E per Dante – che si fondava su dotti padri della Chiesa – Maometto, il Profeta Mohammed, non era un barbaro, ma uno scismatico. Ovvero… uno di noi che aveva, però, con le sue idee, seminato discordia. Causato divisione. Ma comunque partecipe della nostra stessa cultura. Che si fonda sulla tradizione greco-romana.

Non che Dante fosse tenero con arabi e musulmani. Il suo trisavolo, Cacciaguida, fondatore della sua casata, era morto in una Crociata. Per mano di “quella gente turpa”. Ma, se per questo, era ancora meno tenero con pisani e genovesi…

Quel che conta è che non vedeva la Conquista Araba e poi le nostre Crociate come uno scontro tra civiltà diverse, fra loro aliene e irriducibili. Ma come un conflitto fratricida. Tra genti che appartenevano allo stesso ceppo. Che partecipavano degli stessi fondamenti culturali. Conflitto sanguinoso, certo.

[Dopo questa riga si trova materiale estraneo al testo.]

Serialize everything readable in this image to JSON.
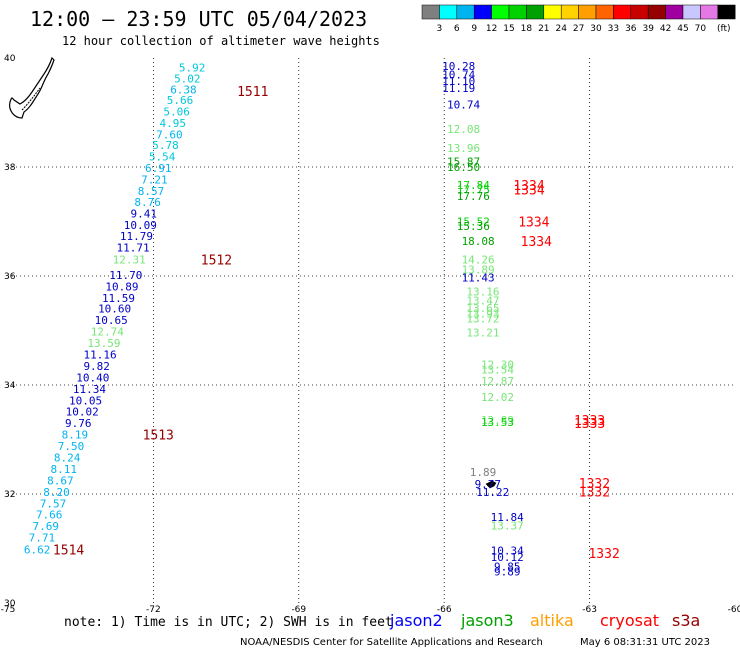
{
  "header": {
    "title": "12:00 — 23:59 UTC 05/04/2023",
    "subtitle": "12 hour collection of altimeter wave heights"
  },
  "colorbar": {
    "unit": "(ft)",
    "labels": [
      "3",
      "6",
      "9",
      "12",
      "15",
      "18",
      "21",
      "24",
      "27",
      "30",
      "33",
      "36",
      "39",
      "42",
      "45",
      "70"
    ],
    "colors": [
      "#7f7f7f",
      "#00ffff",
      "#00b4f0",
      "#0000ff",
      "#00ff00",
      "#00d200",
      "#00a000",
      "#ffff00",
      "#ffd200",
      "#ffa000",
      "#ff6400",
      "#ff0000",
      "#c80000",
      "#960000",
      "#a000a0",
      "#c8c8ff",
      "#e678e6",
      "#000000"
    ]
  },
  "footer": {
    "note": "note: 1) Time is in UTC; 2) SWH is in feet",
    "credit": "NOAA/NESDIS Center for Satellite Applications and Research",
    "timestamp": "May  6 08:31:31 UTC 2023"
  },
  "legend": [
    {
      "name": "jason2",
      "color": "#0000ff"
    },
    {
      "name": "jason3",
      "color": "#00a000"
    },
    {
      "name": "altika",
      "color": "#ffa000"
    },
    {
      "name": "cryosat",
      "color": "#ff0000"
    },
    {
      "name": "s3a",
      "color": "#960000"
    }
  ],
  "chart_data": {
    "type": "scatter",
    "xlim": [
      -75,
      -60
    ],
    "ylim": [
      30,
      40
    ],
    "xticks": [
      "-75",
      "-72",
      "-69",
      "-66",
      "-63",
      "-60"
    ],
    "yticks": [
      "30",
      "32",
      "34",
      "36",
      "38",
      "40"
    ],
    "grid": true,
    "points": [
      {
        "lon": -71.2,
        "lat": 39.83,
        "label": "5.92",
        "color": "#00c8dc"
      },
      {
        "lon": -71.3,
        "lat": 39.62,
        "label": "5.02",
        "color": "#00c8dc"
      },
      {
        "lon": -71.38,
        "lat": 39.42,
        "label": "6.38",
        "color": "#00b4f0"
      },
      {
        "lon": -71.45,
        "lat": 39.23,
        "label": "5.66",
        "color": "#00c8dc"
      },
      {
        "lon": -71.52,
        "lat": 39.02,
        "label": "5.06",
        "color": "#00c8dc"
      },
      {
        "lon": -71.6,
        "lat": 38.81,
        "label": "4.95",
        "color": "#00c8dc"
      },
      {
        "lon": -71.67,
        "lat": 38.6,
        "label": "7.60",
        "color": "#00b4f0"
      },
      {
        "lon": -71.75,
        "lat": 38.4,
        "label": "5.78",
        "color": "#00c8dc"
      },
      {
        "lon": -71.82,
        "lat": 38.19,
        "label": "5.54",
        "color": "#00c8dc"
      },
      {
        "lon": -71.9,
        "lat": 37.98,
        "label": "6.91",
        "color": "#00b4f0"
      },
      {
        "lon": -71.98,
        "lat": 37.77,
        "label": "7.21",
        "color": "#00b4f0"
      },
      {
        "lon": -72.05,
        "lat": 37.56,
        "label": "8.57",
        "color": "#00b4f0"
      },
      {
        "lon": -72.12,
        "lat": 37.36,
        "label": "8.76",
        "color": "#00b4f0"
      },
      {
        "lon": -72.2,
        "lat": 37.15,
        "label": "9.41",
        "color": "#0000c8"
      },
      {
        "lon": -72.27,
        "lat": 36.94,
        "label": "10.09",
        "color": "#0000c8"
      },
      {
        "lon": -72.35,
        "lat": 36.73,
        "label": "11.79",
        "color": "#0000c8"
      },
      {
        "lon": -72.42,
        "lat": 36.52,
        "label": "11.71",
        "color": "#0000c8"
      },
      {
        "lon": -72.5,
        "lat": 36.3,
        "label": "12.31",
        "color": "#78e678"
      },
      {
        "lon": -72.57,
        "lat": 36.02,
        "label": "11.70",
        "color": "#0000c8"
      },
      {
        "lon": -72.65,
        "lat": 35.81,
        "label": "10.89",
        "color": "#0000c8"
      },
      {
        "lon": -72.72,
        "lat": 35.6,
        "label": "11.59",
        "color": "#0000c8"
      },
      {
        "lon": -72.8,
        "lat": 35.4,
        "label": "10.60",
        "color": "#0000c8"
      },
      {
        "lon": -72.87,
        "lat": 35.19,
        "label": "10.65",
        "color": "#0000c8"
      },
      {
        "lon": -72.95,
        "lat": 34.98,
        "label": "12.74",
        "color": "#78e678"
      },
      {
        "lon": -73.02,
        "lat": 34.77,
        "label": "13.59",
        "color": "#78e678"
      },
      {
        "lon": -73.1,
        "lat": 34.56,
        "label": "11.16",
        "color": "#0000c8"
      },
      {
        "lon": -73.17,
        "lat": 34.35,
        "label": "9.82",
        "color": "#0000c8"
      },
      {
        "lon": -73.25,
        "lat": 34.14,
        "label": "10.40",
        "color": "#0000c8"
      },
      {
        "lon": -73.32,
        "lat": 33.93,
        "label": "11.34",
        "color": "#0000c8"
      },
      {
        "lon": -73.4,
        "lat": 33.72,
        "label": "10.05",
        "color": "#0000c8"
      },
      {
        "lon": -73.47,
        "lat": 33.51,
        "label": "10.02",
        "color": "#0000c8"
      },
      {
        "lon": -73.55,
        "lat": 33.3,
        "label": "9.76",
        "color": "#0000c8"
      },
      {
        "lon": -73.62,
        "lat": 33.09,
        "label": "8.19",
        "color": "#00b4f0"
      },
      {
        "lon": -73.7,
        "lat": 32.88,
        "label": "7.50",
        "color": "#00b4f0"
      },
      {
        "lon": -73.78,
        "lat": 32.67,
        "label": "8.24",
        "color": "#00b4f0"
      },
      {
        "lon": -73.85,
        "lat": 32.46,
        "label": "8.11",
        "color": "#00b4f0"
      },
      {
        "lon": -73.92,
        "lat": 32.25,
        "label": "8.67",
        "color": "#00b4f0"
      },
      {
        "lon": -74.0,
        "lat": 32.04,
        "label": "8.20",
        "color": "#00b4f0"
      },
      {
        "lon": -74.07,
        "lat": 31.83,
        "label": "7.57",
        "color": "#00b4f0"
      },
      {
        "lon": -74.15,
        "lat": 31.62,
        "label": "7.66",
        "color": "#00b4f0"
      },
      {
        "lon": -74.22,
        "lat": 31.41,
        "label": "7.69",
        "color": "#00b4f0"
      },
      {
        "lon": -74.3,
        "lat": 31.2,
        "label": "7.71",
        "color": "#00b4f0"
      },
      {
        "lon": -74.4,
        "lat": 30.98,
        "label": "6.62",
        "color": "#00b4f0"
      },
      {
        "lon": -65.7,
        "lat": 39.85,
        "label": "10.28",
        "color": "#0000c8"
      },
      {
        "lon": -65.7,
        "lat": 39.7,
        "label": "10.74",
        "color": "#0000c8"
      },
      {
        "lon": -65.7,
        "lat": 39.58,
        "label": "11.10",
        "color": "#0000c8"
      },
      {
        "lon": -65.7,
        "lat": 39.45,
        "label": "11.19",
        "color": "#0000c8"
      },
      {
        "lon": -65.6,
        "lat": 39.15,
        "label": "10.74",
        "color": "#0000c8"
      },
      {
        "lon": -65.6,
        "lat": 38.7,
        "label": "12.08",
        "color": "#78e678"
      },
      {
        "lon": -65.6,
        "lat": 38.35,
        "label": "13.96",
        "color": "#78e678"
      },
      {
        "lon": -65.6,
        "lat": 38.1,
        "label": "15.87",
        "color": "#00a000"
      },
      {
        "lon": -65.6,
        "lat": 38.0,
        "label": "16.50",
        "color": "#00a000"
      },
      {
        "lon": -65.4,
        "lat": 37.67,
        "label": "17.84",
        "color": "#00d200"
      },
      {
        "lon": -65.4,
        "lat": 37.59,
        "label": "17.75",
        "color": "#00d200"
      },
      {
        "lon": -65.4,
        "lat": 37.47,
        "label": "17.76",
        "color": "#00a000"
      },
      {
        "lon": -65.4,
        "lat": 37.0,
        "label": "15.52",
        "color": "#00d200"
      },
      {
        "lon": -65.4,
        "lat": 36.92,
        "label": "15.36",
        "color": "#00a000"
      },
      {
        "lon": -65.3,
        "lat": 36.64,
        "label": "18.08",
        "color": "#00a000"
      },
      {
        "lon": -65.3,
        "lat": 36.3,
        "label": "14.26",
        "color": "#78e678"
      },
      {
        "lon": -65.3,
        "lat": 36.12,
        "label": "13.89",
        "color": "#78e678"
      },
      {
        "lon": -65.3,
        "lat": 35.97,
        "label": "11.43",
        "color": "#0000c8"
      },
      {
        "lon": -65.2,
        "lat": 35.72,
        "label": "13.16",
        "color": "#78e678"
      },
      {
        "lon": -65.2,
        "lat": 35.55,
        "label": "13.47",
        "color": "#78e678"
      },
      {
        "lon": -65.2,
        "lat": 35.41,
        "label": "13.65",
        "color": "#78e678"
      },
      {
        "lon": -65.2,
        "lat": 35.31,
        "label": "13.93",
        "color": "#78e678"
      },
      {
        "lon": -65.2,
        "lat": 35.22,
        "label": "13.72",
        "color": "#78e678"
      },
      {
        "lon": -65.2,
        "lat": 34.96,
        "label": "13.21",
        "color": "#78e678"
      },
      {
        "lon": -64.9,
        "lat": 34.38,
        "label": "12.30",
        "color": "#78e678"
      },
      {
        "lon": -64.9,
        "lat": 34.28,
        "label": "13.54",
        "color": "#78e678"
      },
      {
        "lon": -64.9,
        "lat": 34.07,
        "label": "12.87",
        "color": "#78e678"
      },
      {
        "lon": -64.9,
        "lat": 33.78,
        "label": "12.02",
        "color": "#78e678"
      },
      {
        "lon": -64.9,
        "lat": 33.36,
        "label": "12.89",
        "color": "#78e678"
      },
      {
        "lon": -64.9,
        "lat": 33.32,
        "label": "13.53",
        "color": "#00d200"
      },
      {
        "lon": -65.2,
        "lat": 32.4,
        "label": "1.89",
        "color": "#7f7f7f"
      },
      {
        "lon": -65.1,
        "lat": 32.18,
        "label": "9.77",
        "color": "#0000c8"
      },
      {
        "lon": -65.0,
        "lat": 32.04,
        "label": "11.22",
        "color": "#0000c8"
      },
      {
        "lon": -64.7,
        "lat": 31.58,
        "label": "11.84",
        "color": "#0000c8"
      },
      {
        "lon": -64.7,
        "lat": 31.42,
        "label": "13.37",
        "color": "#78e678"
      },
      {
        "lon": -64.7,
        "lat": 30.96,
        "label": "10.34",
        "color": "#0000c8"
      },
      {
        "lon": -64.7,
        "lat": 30.84,
        "label": "10.12",
        "color": "#0000c8"
      },
      {
        "lon": -64.7,
        "lat": 30.67,
        "label": "9.85",
        "color": "#0000c8"
      },
      {
        "lon": -64.7,
        "lat": 30.58,
        "label": "9.89",
        "color": "#0000c8"
      }
    ],
    "passes": [
      {
        "lon": -69.95,
        "lat": 39.39,
        "label": "1511",
        "color": "#960000"
      },
      {
        "lon": -70.7,
        "lat": 36.3,
        "label": "1512",
        "color": "#960000"
      },
      {
        "lon": -71.9,
        "lat": 33.09,
        "label": "1513",
        "color": "#960000"
      },
      {
        "lon": -73.75,
        "lat": 30.98,
        "label": "1514",
        "color": "#960000"
      },
      {
        "lon": -64.25,
        "lat": 37.67,
        "label": "1334",
        "color": "#ff0000"
      },
      {
        "lon": -64.25,
        "lat": 37.59,
        "label": "1334",
        "color": "#ff0000"
      },
      {
        "lon": -64.15,
        "lat": 37.0,
        "label": "1334",
        "color": "#ff0000"
      },
      {
        "lon": -64.1,
        "lat": 36.64,
        "label": "1334",
        "color": "#ff0000"
      },
      {
        "lon": -63.0,
        "lat": 33.36,
        "label": "1333",
        "color": "#ff0000"
      },
      {
        "lon": -63.0,
        "lat": 33.3,
        "label": "1333",
        "color": "#ff0000"
      },
      {
        "lon": -62.9,
        "lat": 32.2,
        "label": "1332",
        "color": "#ff0000"
      },
      {
        "lon": -62.9,
        "lat": 32.05,
        "label": "1332",
        "color": "#ff0000"
      },
      {
        "lon": -62.7,
        "lat": 30.92,
        "label": "1332",
        "color": "#ff0000"
      }
    ]
  }
}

Ma che mirava a fare prevalere una visione specifica di una idea e tradizione comune. Non all’annientamento culturale dell’avversario.

E in questo, volevo dire ai miei allievi, Dante era molto, decisamente molto più tollerante di noi moderni, così civili e democratici.

Perché, secondo lui, si potevano dare mazze ferrate sulla testa dei musulmani. Ma considerandoli, sempre e comunque, dei fratelli che sbagliano. L’altra faccia della nostra stessa realtà.

Maometto

 

 

 

 

 

 

 

 

 

 

 

 

 

Non per nulla mette tra i grandi sapienti del Limbo due filosofi musulmani, Avicenna e Averroè. E tra le grandi anime non cristiane addirittura il Saladino. Il condottiero arabo – in realtà curdo – che strappò Gerusalemme ai cristiani.

Pensateci… noi abbiamo trattato in modo molto meno generoso, sui nostri Media, il Presidente iraniano Raisi, dopo la sua morte. Per non parlare di Saddam Hussein, prima di impiccarlo.